This is the second part of a series of stories about the founder of our business, Ralph Weller. He inspires us every day---we hope you'll find this common man's life interesting.

By June of 1943, he'd traveled three times to Leavenworth, KS, by train with thousands of other draftees. The first two times the Army doctors told him, "Son, we can't recommend the Army take you with those gunshot wounds you got when you were 19." He told the third doctor he wanted to work and coming to Leavenworth every few months was playing hell with that effort. The doctor suggested he find "war work" because the Army would never take him.

Ralph Weller was 27, single, able-bodied (except for those gunshot wounds) and ready to work and support the war effort. He'd heard that an outfit in Omaha was sending crews to Canada to move oil drilling rigs & barges. So in June of 1943, the Osborne County, Kansas draft board gave Ralph permission to leave the U.S. to work on a 100% War Project in Canada's Northwest Territory.

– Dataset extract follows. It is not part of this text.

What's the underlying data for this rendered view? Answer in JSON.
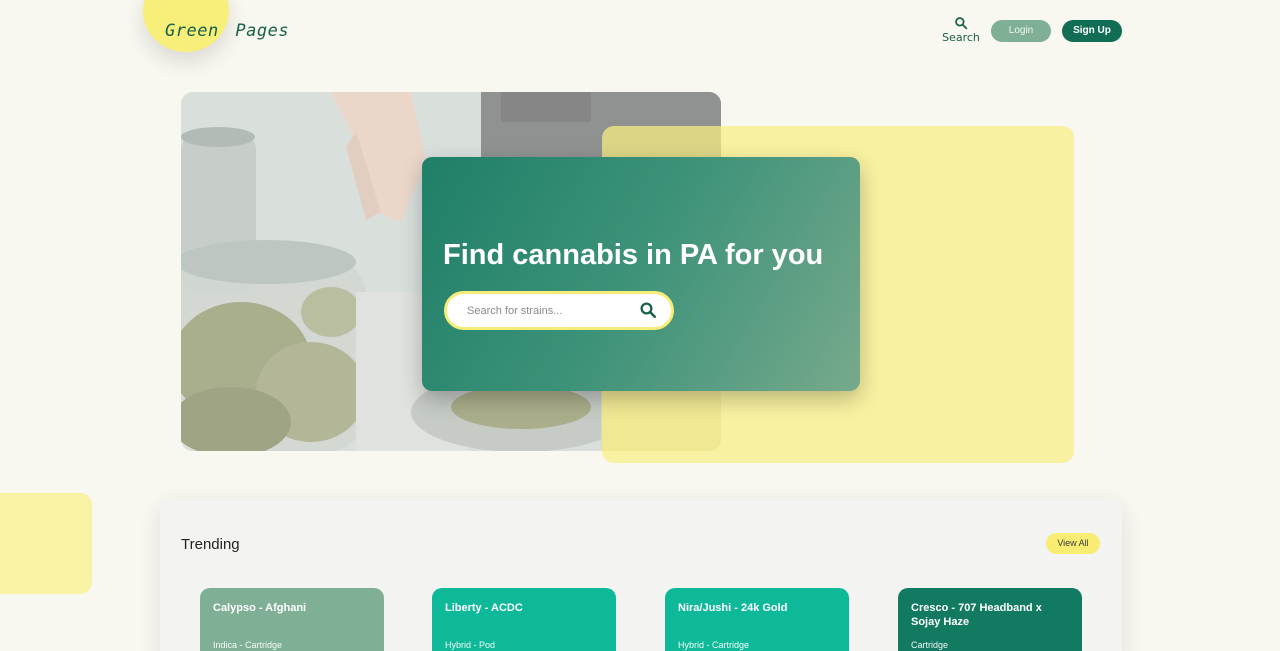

He went from the sun swept plains of Western Kansas into a cold, nightless Arctic summer. Pilots flew men and equipment in and out on single engine Norsemen bush planes. Ralph immediately joined a crew and started 12-day treks to take rigs and equipment from the drilling sites back to huge storage yards. Crews consisted of 2 Cat skinners, 2 Indian guides, 2 cooks and a wagon master. Ralph

was a Cat skinner. He drove a D8 pulling giant sleds loaded with cargo, as well as a bunkhouse and cookhouse. The Cat and its crew moved into the Arctic, living on the sleds. The men took 12 hour shifts and crawled back over the moving sleds to eat and sleep.

Their route took them over the Great Slave Lake, frozen deep (they hoped), and crossed by D8 Cats fitted with hooks instead of grousers. The Cats pulled the heavy sleds up a continuous slope caused by the weight of the sleds on the ice. The company sent his pay checks home. He got $15 per week for spending money and an occasional game of poker or dice in the bunkhouse between shifts. His Cat was a "good one" and he never found any of the "soft spots" in the Great Slave Lake.

Ralph would have gladly dodged bullets in Europe or the Pacific, but, like so many of our parents & grandparents, he did what he could to make sure our country remained strong in the face of so much evil and opposition. We're proud of him and we try to run his business now with that same dedication and refusal to step back.

What did he do with the money waiting for him at home? Most of it went to his dad but there was enough left over to buy a 1940 black V8 Ford 2-door sedan his grand dad Weller found for him---but that's another story!